Francis Bacon
Francis Bacon

Reality Is Absolute:
The Primacy of Existence

Nature, to be commanded, must be obeyed.
Francis Bacon, Novum Organum

Francis Bacon knew that in order to command nature, one must act according to its rules and identity. The statement Reality is Absolute is the explicit recognition of the primacy of existence. This means that reality is not subject to wishes, whims, prayers, or miracles. If you want to change the world, you must act according to reality. Nothing else will affect reality. If you evade this fact, your actions will most likely not have their desired effects. Your failure will be metaphysical justice.

The primacy of existence states the irrefutable truth that existence is primary and consciousness is secondary. Consciousness is the faculty which perceives and identifies existents (things that exists).
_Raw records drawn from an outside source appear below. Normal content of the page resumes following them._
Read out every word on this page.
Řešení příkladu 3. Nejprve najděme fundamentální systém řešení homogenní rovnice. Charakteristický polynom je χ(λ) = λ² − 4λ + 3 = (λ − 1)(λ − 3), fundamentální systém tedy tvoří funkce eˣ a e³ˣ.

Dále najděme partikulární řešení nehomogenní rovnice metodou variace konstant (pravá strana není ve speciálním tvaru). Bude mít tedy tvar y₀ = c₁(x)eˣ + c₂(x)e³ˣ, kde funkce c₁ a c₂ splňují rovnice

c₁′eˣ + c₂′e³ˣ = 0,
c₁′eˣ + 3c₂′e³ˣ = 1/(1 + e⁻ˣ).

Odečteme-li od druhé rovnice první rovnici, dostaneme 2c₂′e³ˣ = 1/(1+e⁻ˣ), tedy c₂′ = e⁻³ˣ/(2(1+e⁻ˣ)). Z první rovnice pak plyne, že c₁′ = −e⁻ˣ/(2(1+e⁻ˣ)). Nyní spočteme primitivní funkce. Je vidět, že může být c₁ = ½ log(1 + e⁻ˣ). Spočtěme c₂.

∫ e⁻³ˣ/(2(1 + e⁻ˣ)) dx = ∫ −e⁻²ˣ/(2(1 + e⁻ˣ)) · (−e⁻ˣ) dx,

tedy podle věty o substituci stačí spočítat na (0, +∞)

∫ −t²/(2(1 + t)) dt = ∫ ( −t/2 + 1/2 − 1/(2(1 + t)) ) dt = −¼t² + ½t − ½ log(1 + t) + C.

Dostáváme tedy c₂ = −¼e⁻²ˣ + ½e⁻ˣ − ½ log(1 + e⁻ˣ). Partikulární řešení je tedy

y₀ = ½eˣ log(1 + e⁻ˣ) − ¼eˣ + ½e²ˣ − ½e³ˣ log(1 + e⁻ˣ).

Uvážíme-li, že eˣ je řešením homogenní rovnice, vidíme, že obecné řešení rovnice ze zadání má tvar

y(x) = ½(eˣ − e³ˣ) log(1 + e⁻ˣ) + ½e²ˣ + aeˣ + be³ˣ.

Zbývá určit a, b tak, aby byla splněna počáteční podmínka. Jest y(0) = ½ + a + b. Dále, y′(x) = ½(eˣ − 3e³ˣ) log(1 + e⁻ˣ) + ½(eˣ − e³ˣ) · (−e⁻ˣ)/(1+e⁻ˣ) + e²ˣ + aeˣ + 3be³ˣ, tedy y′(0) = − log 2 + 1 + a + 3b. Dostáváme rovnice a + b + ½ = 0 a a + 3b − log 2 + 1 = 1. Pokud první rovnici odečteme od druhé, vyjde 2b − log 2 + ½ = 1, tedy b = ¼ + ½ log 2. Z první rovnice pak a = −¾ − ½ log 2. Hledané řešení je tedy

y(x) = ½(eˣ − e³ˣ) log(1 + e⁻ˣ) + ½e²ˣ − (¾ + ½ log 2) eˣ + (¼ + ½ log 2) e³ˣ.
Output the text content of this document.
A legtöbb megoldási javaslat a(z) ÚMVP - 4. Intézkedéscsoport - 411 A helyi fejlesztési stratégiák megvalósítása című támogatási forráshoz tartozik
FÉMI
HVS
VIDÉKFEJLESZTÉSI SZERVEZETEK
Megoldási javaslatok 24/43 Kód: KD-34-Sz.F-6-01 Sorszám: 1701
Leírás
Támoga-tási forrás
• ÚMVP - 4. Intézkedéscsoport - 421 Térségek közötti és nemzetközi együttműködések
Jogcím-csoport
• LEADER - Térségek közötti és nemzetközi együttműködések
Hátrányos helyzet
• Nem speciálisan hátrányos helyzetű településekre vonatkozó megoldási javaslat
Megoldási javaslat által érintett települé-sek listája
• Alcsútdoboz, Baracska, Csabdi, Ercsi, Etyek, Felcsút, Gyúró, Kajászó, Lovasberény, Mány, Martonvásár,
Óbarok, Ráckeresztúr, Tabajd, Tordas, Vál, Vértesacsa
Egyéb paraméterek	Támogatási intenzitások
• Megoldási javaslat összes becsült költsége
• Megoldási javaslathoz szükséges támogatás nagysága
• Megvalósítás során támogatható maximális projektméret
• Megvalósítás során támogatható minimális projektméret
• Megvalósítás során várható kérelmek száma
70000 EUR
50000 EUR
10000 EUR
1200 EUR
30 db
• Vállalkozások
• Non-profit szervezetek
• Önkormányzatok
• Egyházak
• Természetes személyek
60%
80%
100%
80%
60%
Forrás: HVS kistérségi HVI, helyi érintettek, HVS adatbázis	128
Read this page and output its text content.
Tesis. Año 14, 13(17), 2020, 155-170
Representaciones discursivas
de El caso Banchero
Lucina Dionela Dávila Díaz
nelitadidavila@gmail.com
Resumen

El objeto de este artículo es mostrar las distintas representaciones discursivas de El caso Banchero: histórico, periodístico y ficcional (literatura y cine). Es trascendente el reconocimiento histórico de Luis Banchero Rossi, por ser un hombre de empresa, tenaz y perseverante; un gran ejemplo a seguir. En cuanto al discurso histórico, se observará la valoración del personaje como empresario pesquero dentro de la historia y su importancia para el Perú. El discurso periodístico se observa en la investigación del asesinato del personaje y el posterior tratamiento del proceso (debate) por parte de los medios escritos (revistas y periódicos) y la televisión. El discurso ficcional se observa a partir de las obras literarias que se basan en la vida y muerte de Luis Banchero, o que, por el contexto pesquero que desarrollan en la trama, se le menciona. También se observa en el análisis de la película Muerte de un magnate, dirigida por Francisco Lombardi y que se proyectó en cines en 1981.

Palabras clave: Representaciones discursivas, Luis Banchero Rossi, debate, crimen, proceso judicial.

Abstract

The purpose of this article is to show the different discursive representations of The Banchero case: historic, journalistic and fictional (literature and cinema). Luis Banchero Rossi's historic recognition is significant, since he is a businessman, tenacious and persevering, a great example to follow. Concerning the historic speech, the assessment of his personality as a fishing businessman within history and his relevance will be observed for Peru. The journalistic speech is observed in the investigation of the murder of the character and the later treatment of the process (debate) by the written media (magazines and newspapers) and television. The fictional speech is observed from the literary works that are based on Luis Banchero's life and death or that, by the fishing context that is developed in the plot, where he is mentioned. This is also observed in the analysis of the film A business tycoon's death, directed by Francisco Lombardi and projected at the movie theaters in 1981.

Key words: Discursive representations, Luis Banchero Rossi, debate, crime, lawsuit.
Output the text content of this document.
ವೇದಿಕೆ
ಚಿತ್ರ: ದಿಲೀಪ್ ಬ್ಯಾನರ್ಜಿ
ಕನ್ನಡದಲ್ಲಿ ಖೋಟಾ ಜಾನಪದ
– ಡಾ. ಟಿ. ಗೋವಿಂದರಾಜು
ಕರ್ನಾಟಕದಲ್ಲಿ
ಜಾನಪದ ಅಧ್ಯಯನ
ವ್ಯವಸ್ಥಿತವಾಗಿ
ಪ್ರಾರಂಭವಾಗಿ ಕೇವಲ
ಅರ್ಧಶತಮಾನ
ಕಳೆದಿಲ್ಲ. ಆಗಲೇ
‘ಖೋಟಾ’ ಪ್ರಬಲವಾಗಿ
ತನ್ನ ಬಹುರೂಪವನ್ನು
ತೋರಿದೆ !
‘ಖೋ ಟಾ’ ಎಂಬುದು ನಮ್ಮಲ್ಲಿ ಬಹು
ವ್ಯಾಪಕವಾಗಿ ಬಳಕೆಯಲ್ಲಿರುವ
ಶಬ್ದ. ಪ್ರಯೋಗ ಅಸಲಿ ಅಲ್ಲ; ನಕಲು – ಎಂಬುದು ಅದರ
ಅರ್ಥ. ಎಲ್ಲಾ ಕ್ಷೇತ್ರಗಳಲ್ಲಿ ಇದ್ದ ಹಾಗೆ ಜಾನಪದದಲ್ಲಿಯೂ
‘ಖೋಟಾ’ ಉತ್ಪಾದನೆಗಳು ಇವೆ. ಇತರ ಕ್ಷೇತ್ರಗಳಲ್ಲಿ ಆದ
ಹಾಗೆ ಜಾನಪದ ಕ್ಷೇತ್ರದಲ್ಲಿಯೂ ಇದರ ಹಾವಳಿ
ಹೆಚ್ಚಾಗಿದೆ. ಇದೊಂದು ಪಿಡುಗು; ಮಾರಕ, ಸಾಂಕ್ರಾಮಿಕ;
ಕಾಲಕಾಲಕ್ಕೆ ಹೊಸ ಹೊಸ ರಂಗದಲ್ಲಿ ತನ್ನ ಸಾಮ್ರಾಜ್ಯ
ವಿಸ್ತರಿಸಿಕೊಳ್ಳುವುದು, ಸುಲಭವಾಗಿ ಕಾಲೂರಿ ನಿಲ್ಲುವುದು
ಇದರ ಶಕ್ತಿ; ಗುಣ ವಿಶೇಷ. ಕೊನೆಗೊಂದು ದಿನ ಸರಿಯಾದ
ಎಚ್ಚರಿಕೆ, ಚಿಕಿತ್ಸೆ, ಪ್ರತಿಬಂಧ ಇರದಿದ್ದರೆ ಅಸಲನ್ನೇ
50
For two reasons we say that existence is primary, that consciousness requires existence, and that there is no consciousness without existence.

Because consciousness identifies existents, there can be no consciousness without something existing to perceive. Nothing can have an identity (to be identified) without existing. The fact that something is identified necessarily implies its existence which necessarily implies existence in general. Thus there is no consciousness without existence.

Because consciousness identifies existents, consciousness itself must exist in order to do the identifying. Along the lines of Descartes cogito, to be conscious (to identify), a consciousness must exist. A faculty can not operate and not exist at the same time. A verb without a noun makes no sense, and the noun must exist in order for the verb to take place.

Consciousness is not responsible for creating reality or creating an individual reality. It is completely dependent upon reality. Existence is primary because it is independent of, makes possible, and is a prerequisite of consciousness.

All forms of mysticism derive from the false premise of the primacy of consciousness, which is demonstratively false. Also, the assertion that existence somehow requires consciousness, sometimes called the Interdependence Theory, is arbitrary at best without objective basis.